Indeed, proteins with high levels of leucine, BCAAs or glutamine are intended for muscle building and recovery. To illustrate, leucine induces a significant increase in insulin, even when compared with ingesting carbohydrates.
Higher levels of insulin correspond to reduced protein degradation as insulin helps transport proteins across the muscle cell membranes Consequently, proteins with high levels of leucine facilitate an increase in net protein balance.
To reduce the need for PWO carbohydrates even further, you can use branched chain amino acids (BCAAs). BCAAs are available for conversion into glucose which might lead to additional protein utilization for hypertrophy of the muscles.

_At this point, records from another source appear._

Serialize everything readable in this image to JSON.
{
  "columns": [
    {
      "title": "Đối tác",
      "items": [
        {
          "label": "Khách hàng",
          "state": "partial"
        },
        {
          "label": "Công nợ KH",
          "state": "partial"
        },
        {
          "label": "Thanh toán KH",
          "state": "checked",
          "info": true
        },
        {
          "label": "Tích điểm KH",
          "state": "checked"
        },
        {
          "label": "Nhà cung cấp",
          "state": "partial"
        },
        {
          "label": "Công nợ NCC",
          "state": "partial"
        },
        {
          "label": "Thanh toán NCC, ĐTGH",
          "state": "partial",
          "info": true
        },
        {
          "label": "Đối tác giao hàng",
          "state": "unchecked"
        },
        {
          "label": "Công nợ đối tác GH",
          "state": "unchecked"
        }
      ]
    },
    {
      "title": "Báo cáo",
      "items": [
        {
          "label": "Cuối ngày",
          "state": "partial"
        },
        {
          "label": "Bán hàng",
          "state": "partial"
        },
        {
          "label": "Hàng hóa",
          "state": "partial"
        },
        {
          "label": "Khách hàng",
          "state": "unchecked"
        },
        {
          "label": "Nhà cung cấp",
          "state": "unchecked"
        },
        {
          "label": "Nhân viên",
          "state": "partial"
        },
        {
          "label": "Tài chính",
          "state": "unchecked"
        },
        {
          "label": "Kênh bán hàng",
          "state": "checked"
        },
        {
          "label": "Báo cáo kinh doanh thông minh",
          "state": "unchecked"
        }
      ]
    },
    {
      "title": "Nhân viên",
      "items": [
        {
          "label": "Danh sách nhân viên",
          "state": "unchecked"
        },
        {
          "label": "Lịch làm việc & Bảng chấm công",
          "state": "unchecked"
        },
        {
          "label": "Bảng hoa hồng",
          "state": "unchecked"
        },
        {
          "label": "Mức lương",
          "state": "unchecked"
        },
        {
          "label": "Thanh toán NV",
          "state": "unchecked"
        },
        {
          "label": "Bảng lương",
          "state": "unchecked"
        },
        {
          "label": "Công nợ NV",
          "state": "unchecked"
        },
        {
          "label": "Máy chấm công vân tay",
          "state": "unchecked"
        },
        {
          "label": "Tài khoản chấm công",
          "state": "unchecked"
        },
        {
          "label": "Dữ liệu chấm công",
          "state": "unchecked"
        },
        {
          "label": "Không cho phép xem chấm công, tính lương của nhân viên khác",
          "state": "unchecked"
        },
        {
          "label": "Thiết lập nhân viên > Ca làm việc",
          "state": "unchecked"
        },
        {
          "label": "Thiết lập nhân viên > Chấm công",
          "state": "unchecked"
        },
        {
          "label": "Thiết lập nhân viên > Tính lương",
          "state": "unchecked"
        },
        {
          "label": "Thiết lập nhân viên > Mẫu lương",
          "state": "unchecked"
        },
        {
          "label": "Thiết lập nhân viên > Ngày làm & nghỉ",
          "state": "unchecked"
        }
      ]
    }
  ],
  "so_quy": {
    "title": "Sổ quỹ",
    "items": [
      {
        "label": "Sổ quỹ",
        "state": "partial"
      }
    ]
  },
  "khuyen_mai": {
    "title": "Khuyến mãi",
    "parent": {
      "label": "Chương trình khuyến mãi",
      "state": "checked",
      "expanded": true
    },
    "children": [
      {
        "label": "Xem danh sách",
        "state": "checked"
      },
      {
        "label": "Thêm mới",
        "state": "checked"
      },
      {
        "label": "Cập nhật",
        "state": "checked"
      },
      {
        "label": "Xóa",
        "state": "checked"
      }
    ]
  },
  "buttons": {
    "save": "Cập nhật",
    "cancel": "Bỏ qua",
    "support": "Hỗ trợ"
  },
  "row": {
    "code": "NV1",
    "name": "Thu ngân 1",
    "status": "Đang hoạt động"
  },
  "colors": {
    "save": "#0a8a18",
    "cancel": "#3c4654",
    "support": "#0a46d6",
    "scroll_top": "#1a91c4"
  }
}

Moreover, glutamine, the most abundant AA in the human body, increases the post exercise storage of glycogen. Glycogen stores are physiologically low and can be depleted quickly by performing strenuous exercise.
Although these AAs are all present in high-quality proteins, by taking individual AAs supplements post workout you can upgrade your AA profile, hence, creating an “en” protein that may be of greater benefit for strength than a naturally occurring protein.
Whole Food Proteins
The whole food approach is the most basic method, and, although apparently not most effective for achieving your muscle growth goals, it’s irreplaceable. Most dietary protein comes from a food source like meat, poultry, and eggs. Whole food proteins are relatively cost effective and safe, as long as they’re not overly processed.
This means that you should forget about microwave meals, hot dogs, or canned foods. Their slower digestibility allows for a steadier influx of AAs into the bloodstream. Whole foods that are worth mentioning because of their high protein content are both warm and cold water species of fish, rich in glutamic acid, lysine and omega-3 fatty acids, invaluable to the athlete in training due to their anti-inflammatory properties.
Beef is another excellent source of protein, zinc, and iron, providing a full palette of nutrients. Chicken is also a high-quality protein source due to its essential amino acids content (EAAs). Last but not least, never forget about your eggs as they’re an athlete’s most loyal and least demanding friend. Each egg white equals about five grams of pure protein, while whole eggs are additionally packed with vitamins B, D, and E, plus phosphorus.